Alfredo Morles en la Academia de Mérida
RICARDO GIL OTAIZA. A lo largo de mi vida he podido comprobar que muchas de las disquisiciones de carácter filosófico terminan por convertirse en portento y en verdad. No en vano se afirma desde hace siglos, que la filosofía es la madre de todas las ciencias, ya que les confiere sólidas bases y cuyos preceptos las enrumba hacia disímiles derroteros que traen consigo cambios.
RICARDO GIL OTAIZA
A lo largo de mi vida he podido comprobar que muchas de las disquisiciones de carácter filosófico terminan por convertirse en portento y en verdad. No en vano se afirma desde hace siglos, que la filosofía es la madre de todas las ciencias, ya que les confiere sólidas bases y cuyos preceptos las enrumba hacia disímiles derroteros que traen consigo cambios, enseñanzas y progreso; aunque cabe también la posibilidad de retrotraernos a estadios ya superados. Si la memoria no me falla, fueron los estoicos los primeros en postular la idea del denominado “eterno retorno”, cuya imagen trae consigo la ardiente pesadilla de un mundo en el que el tiempo regresa una y otra vez (visión circular del tiempo) y, por lo tanto, los acontecimientos obedecen a la causalidad. No obstante, fue Federico Nietzsche quien la convirtió en un postulado cuando en su La gaya ciencia (luego en Así habló Zaratustra) plantea con firmeza que “no sólo son los acontecimientos los que se repiten, sino también los pensamientos, sentimientos e ideas, vez tras vez, en una repetición infinita e incansable.”

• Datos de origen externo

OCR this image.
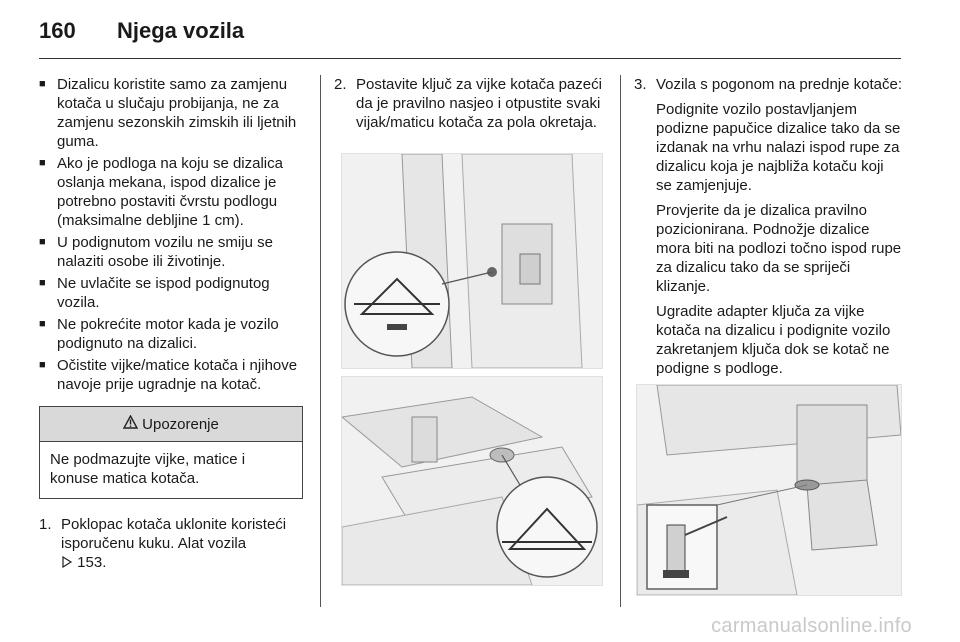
160 Njega vozila
■ Dizalicu koristite samo za zamjenu kotača u slučaju probijanja, ne za zamjenu sezonskih zimskih ili ljetnih guma.
■ Ako je podloga na koju se dizalica oslanja mekana, ispod dizalice je potrebno postaviti čvrstu podlogu (maksimalne debljine 1 cm).
■ U podignutom vozilu ne smiju se nalaziti osobe ili životinje.
■ Ne uvlačite se ispod podignutog vozila.
■ Ne pokrećite motor kada je vozilo podignuto na dizalici.
■ Očistite vijke/matice kotača i njihove navoje prije ugradnje na kotač.
Upozorenje
Ne podmazujte vijke, matice i konuse matica kotača.
1. Poklopac kotača uklonite koristeći isporučenu kuku. Alat vozila
153.
2. Postavite ključ za vijke kotača pazeći da je pravilno nasjeo i otpustite svaki vijak/maticu kotača za pola okretaja.
3. Vozila s pogonom na prednje kotače:

Podignite vozilo postavljanjem podizne papučice dizalice tako da se izdanak na vrhu nalazi ispod rupe za dizalicu koja je najbliža kotaču koji se zamjenjuje.

Provjerite da je dizalica pravilno pozicionirana. Podnožje dizalice mora biti na podlozi točno ispod rupe za dizalicu tako da se spriječi klizanje.

Ugradite adapter ključa za vijke kotača na dizalicu i podignite vozilo zakretanjem ključa dok se kotač ne podigne s podloge.

carmanualsonline.info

Traigo todo esto a colación, porque al reflexionar en torno a la incorporación del doctor Alfredo Morles Hernández como Miembro Correspondiente Nacional de la Academia de Mérida, recuerdo que hace ya muchos años (tal vez 15), siendo yo el decano de la Facultad de Farmacia y Bioanálisis, una alegre tarde el entonces rector de la ULA, Genry Vargas Contreras me presentó a nuestro personaje y a su esposa Delia Picón de Morles (hija única del eximio escritor Mariano Picón-Salas, cuya memoria y obra tengo muy en alto). El retorno a aquél tiempo ido lo asocio de manera quizá azarosa con el retruécano del acto de hoy, porque compartimos honores académicos en el presídium de nuestra Aula Magna, con motivo de una nueva edición de la Bienal de Literatura que lleva (o llevaba) como nombre el del insigne escritor merideño. Desde entonces se selló, por decirlo de alguna manera, una admiración hacia el doctor Morles, que el tiempo en sus eternos “ir y venir”, en su isócrono andar, no ha logrado desdibujar. De entrada aprendí a conocer a un hombre docto, pero sencillo, quien con voz pausada y perfecta dicción logra siempre expresar sus ideas con el brillo propio de una inteligencia superior. Jamás busca nuestro personaje imponer su criterio, o avasallar a sus contertulios, o el pontificar desde su sólida formación y experiencia en el complejo ámbito del Derecho, porque sus herramientas son la disuasión, la dialógica de los opuestos, el equilibrado intercambio intelectual con sus pares, el fino humor, una prodigiosa memoria, el ganar-ganar (muy propio de los ejecutivos), así como la retórica y la metáfora que son manifestaciones del “yo” de un espíritu cultivado; ergo, de un humanista.
Ingresa el doctor Morles a la Academia de Mérida en medio de grandes expectativas, ya que trae consigo un vasto recorrido en los caminos de las instituciones académicas, pero también en otros quehaceres no menos relevantes en su fructífera trayectoria vital. Su sindéresis y su claridad de criterios serán baluartes en esta hora menguada de la nación, que intenta con fuerza y acritud resquebrajar nuestra fe y confianza en el porvenir. Su talento jurídico así como su denso bagaje cultural, serán fundamentales en los predios de una corporación multidisciplinaria como ésta, que conjunta semana a semana el más diverso espectro de materias y de expertos en todos los órdenes del acontecer regional, nacional y mundial, en la búsqueda de salidas y de soluciones a las intrincadas problemáticas de estos apartados rincones del planeta.